I have a discrepancy between STAR and other software I cannot reconcile. I'm working on RNA-seq data from B. subtilis. The sequencing facility is adamant they used stranded libraries. And indeed, when I run infer_experiment.py on the BAM file I get:
This is PairEnd Data
Fraction of reads failed to determine: 0.0000
Fraction of reads explained by "1++,1--,2+-,2-+": 0.0744
Fraction of reads explained by "1+-,1-+,2++,2--": 0.9256
This strongly indicates a strand-specific data set. I have also run featureCounts with -s 1 and -s 2 options. The first one returned about 4.8 M total counts, while the second returned about 76 M total counts, as expected.
The problem occurs when I use STAR for quantification. Considering the above results, I'd expect many more reads in column 4 of the ReadsPerGene.out.tab file than in column 3. However, I get the following total counts in genes, in each column:
col2 col3 col4
38879280 19555164 19324116
This is unexpected. The STAR quantification suggests unstranded data, while both infer_experiment.py and featureCounts indicate a stranded set.
Here are the options I used to create the index:
--sjdbGTFfeatureExon gene
--genomeSAindexNbases 10
and for mapping:
--sjdbGTFfeatureExon gene
--outFilterType BySJout
--outSAMtype BAM SortedByCoordinate
--outFilterMultimapNmax 2
--alignIntronMax 1
--limitBAMsortRAM 3000000000
--readFilesCommand zcat
--quantMode GeneCounts
The --alignIntronMax 1 option prohibits splicing - we have a bacterium here. The --sjdbGTFfeatureExon gene option is included both in the index build and mapping, because the GFT file does not have exons and gene is the main feature.
EDIT
I used htseq-count on the BAM files created by STAR. According to the STAR documentation they should give exactly the same counts. Here is comparison of the htseq-count with -s reverse -t gene options versus column 4 in the ReadsPerGene.out.tab file. The red line shows x = y.

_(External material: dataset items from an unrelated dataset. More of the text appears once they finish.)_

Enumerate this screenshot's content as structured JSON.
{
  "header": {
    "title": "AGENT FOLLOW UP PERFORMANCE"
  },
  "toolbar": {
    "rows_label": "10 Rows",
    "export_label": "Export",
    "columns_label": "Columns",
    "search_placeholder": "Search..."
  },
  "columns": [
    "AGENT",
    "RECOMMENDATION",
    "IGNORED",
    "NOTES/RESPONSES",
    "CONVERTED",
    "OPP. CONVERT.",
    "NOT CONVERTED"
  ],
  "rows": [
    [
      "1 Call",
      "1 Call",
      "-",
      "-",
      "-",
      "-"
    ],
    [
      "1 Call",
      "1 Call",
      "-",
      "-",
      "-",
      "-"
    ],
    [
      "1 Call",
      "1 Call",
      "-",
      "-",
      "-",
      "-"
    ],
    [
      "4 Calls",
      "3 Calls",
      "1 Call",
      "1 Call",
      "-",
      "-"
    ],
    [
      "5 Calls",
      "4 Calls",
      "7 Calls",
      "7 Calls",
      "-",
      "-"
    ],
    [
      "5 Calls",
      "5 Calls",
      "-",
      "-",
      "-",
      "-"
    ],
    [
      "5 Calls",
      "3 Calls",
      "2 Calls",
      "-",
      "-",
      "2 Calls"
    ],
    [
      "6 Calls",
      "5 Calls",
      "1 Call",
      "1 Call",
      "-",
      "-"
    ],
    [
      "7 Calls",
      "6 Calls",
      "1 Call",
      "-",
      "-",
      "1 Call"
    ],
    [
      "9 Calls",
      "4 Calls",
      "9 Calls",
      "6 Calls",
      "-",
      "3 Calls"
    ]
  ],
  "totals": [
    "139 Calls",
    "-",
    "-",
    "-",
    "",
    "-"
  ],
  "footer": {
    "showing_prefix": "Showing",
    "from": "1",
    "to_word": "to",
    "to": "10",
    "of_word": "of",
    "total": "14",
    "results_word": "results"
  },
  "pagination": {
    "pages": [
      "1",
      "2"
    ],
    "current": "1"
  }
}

To extend this comparison further I also ran featureCount with -s 2 -t gene options, here it is how it compares to htseq-count result:
While htseq and featureCounts agree very well, STAR is an outlier.
Are the genes in the GTF stranded ?
Discussion in https://groups.google.com/g/rna-star/c/O6gUuDi9_os may also be relevant since this is bacterial RNAseq. Do not include the annotation file when generating index per author of STAR.
Hm, that might be a good point. However, I can't see how this would affect the distribution of counts between 3rd and 4th column in quantification.
Given the wildly good correlation I have a feeling it has to do with your forward and reverse reads being counted towards each strand separately. It is probably related to the STAR parameters but I’m not an expert on non-vertebrates. Did you try matching up the counts manually in IGV looking at the BAM for a smaller gene/region
Oh, I wouldn't know what to look for in IGV. The issue is with quantification, and looking at a BAM file in IGV does not tell me how a given read was counted by STAR or htseq-count. I think the issue must be with STAR and/or its parameters. The STAR manual states "The counts coincide with those produced by htseq-count with default parameters" and then specifically "column 4: counts for the 2nd read strand aligned with RNA (htseq-count option -s reverse)". But my results disagree a lot.
Since the program author has recommended it, can you try indexing without the GTF and then counting again. You don't have polycistronic transctipts, correct? If you see reads crossing over more than one gene in IGV that may be case.
I tried STAR counting with an index created without GTF. The results are identical to those based on index created with GTF. Every single count is the same.
Looks like you have already opened an issue on STAR repo: https://github.com/alexdobin/STAR/issues/2650
That was going to be the next suggestion.
Since STAR is mainly designed to be splice-aware perhaps some interaction of parameters is causing this.
Yes, GTF file contains a strand column and it is either "+" or "-", in about 50-50 ratio.
As long as the genes don’t overlap one another then it should be fine.